É para os pais muito assustador, ou desesperante, trazer ao nosso espaço o seu filho, seja por questões próprias da criança tais como,   não conseguir controlar os esfincteres durante a noite, fazer muitas birras com um dos progenitores, crises de ansiedade quando é deixado na escola, entre outras;  ou até porque alguém na escola levanta uma desconfiança - normalmente com uma palavra que os pais não conseguem identificar - que os põe em estado de alerta e os leva a pedir ajuda ou ainda, por começarem a recear , o que angustia tremendamente os pais, o facto de que também eles possam ser parte do motivo pelo desajustamento do comportamento dos seus filhos. Independentemente dos casos, todos sabemos  que nunca é  fácil deixar um filho com “um técnico” isso significa que pode haver um problema, e se o houver o risco de poder  ser responsável por parte desse problema e ter um dedo a apontar: “não estás a ser bom pai/mãe; não estás a ser suficiente bom”. Ser pai nem sempre é fácil e acarreta um conjunto de desafios que, por diversas vezes, nos colocam em causa e que precisam de poder ser contidos.

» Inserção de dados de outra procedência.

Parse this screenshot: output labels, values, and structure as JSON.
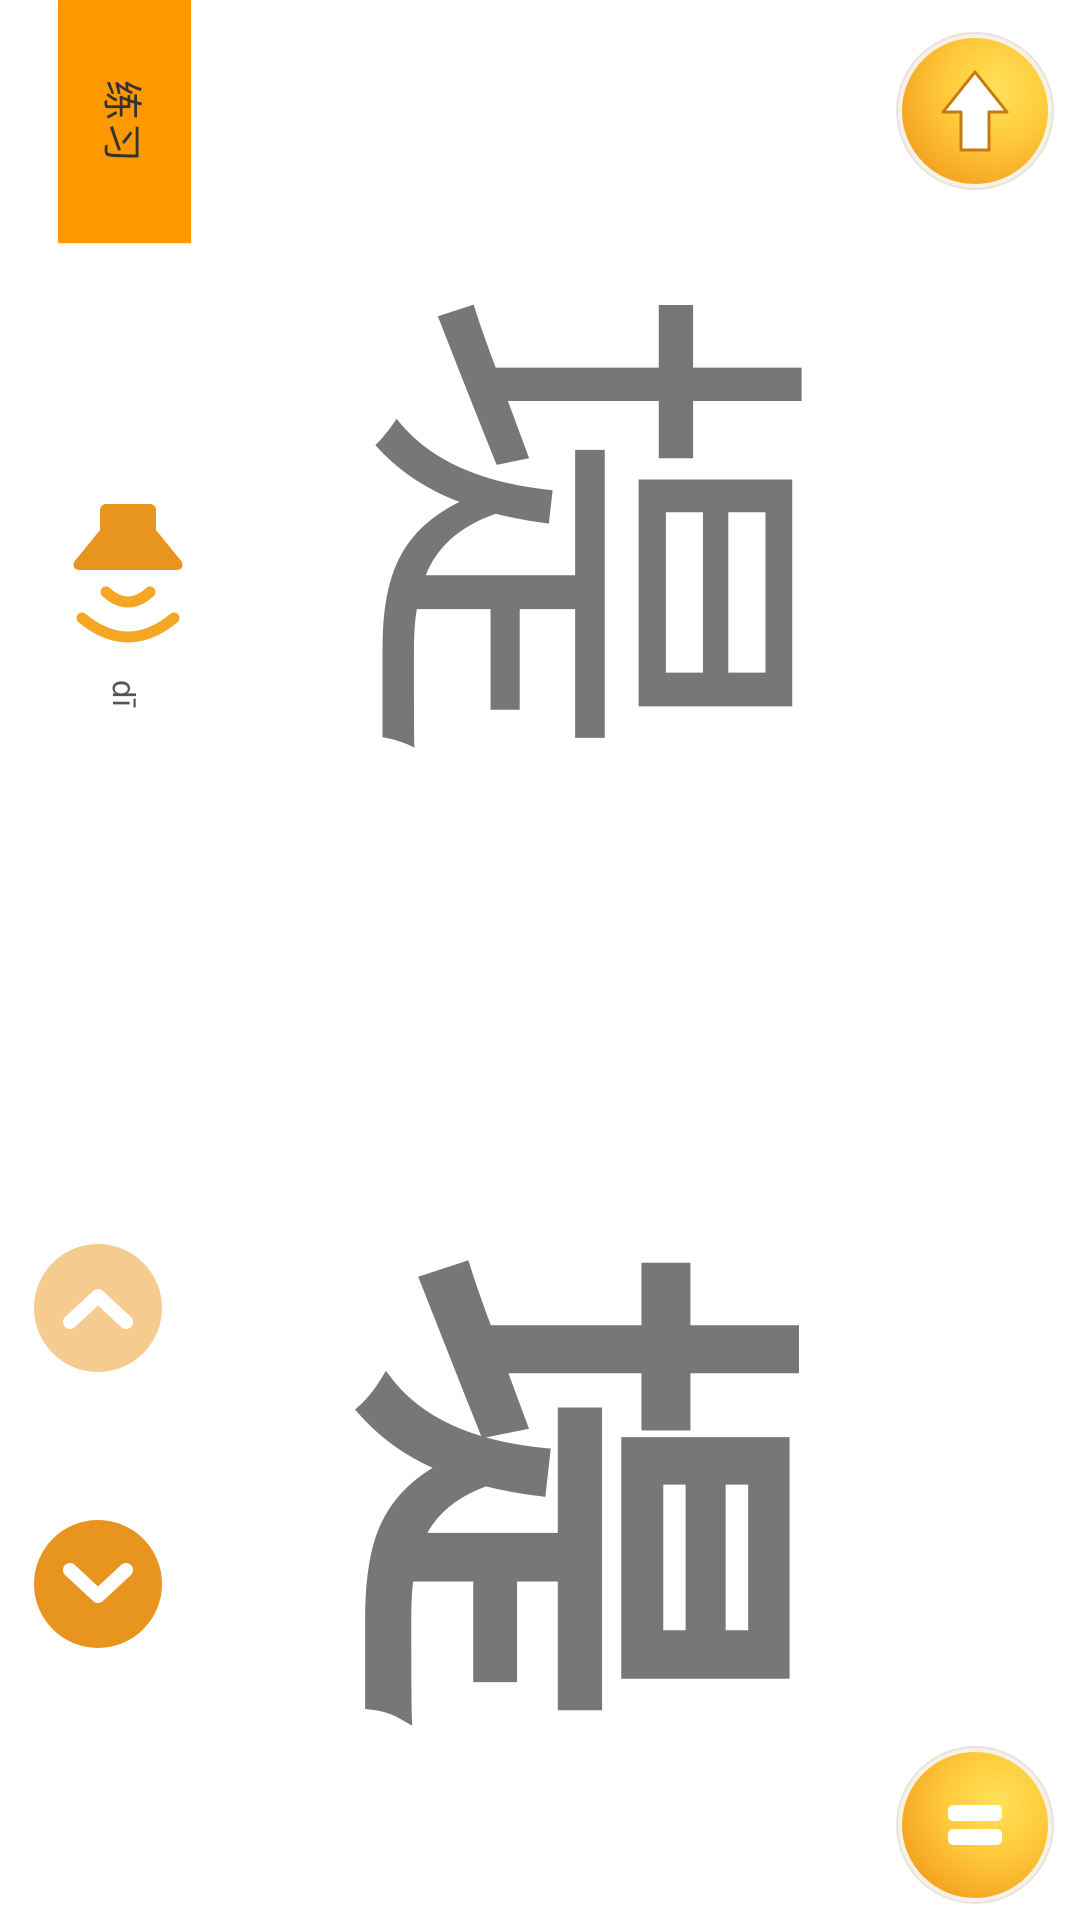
{
  "practice_tab": {
    "label": "练习"
  },
  "lesson": {
    "pinyin": "dī",
    "character_calligraphy": "堤",
    "character_block": "堤"
  },
  "icons": {
    "speaker": "speaker-icon",
    "nav_up": "chevron-up-icon",
    "nav_down": "chevron-down-icon",
    "upload": "arrow-up-icon",
    "menu": "menu-icon"
  },
  "colors": {
    "accent_orange": "#FF9900",
    "icon_orange": "#E8951F",
    "nav_up_disabled": "#F5CB8F",
    "coin_gold": "#FFC93A",
    "character_gray": "#777777"
  }
}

Por outro lado,  as crianças precisam apenas de um espaço que possa ser por si só, contentor; em que elas possam fazer “todos os disparates”, as coisas que nem sempre cheiram bem, ou até as coisas que nem sempre são bem vistas (normalmente pelos adultos) sem correr o risco de serem repreendidas, rejeitadas ou abandonadas, libertas do  receio de deixar o pai ou a mãe triste, ou desiludidos; permitindo-se ainda, “pensar”, elaborar ou transformar estas coisas estranhas, que nem sempre têm nome, ou nem sempre são claras, em coisas de mais fácil compreensão através do movimento simples do brincar!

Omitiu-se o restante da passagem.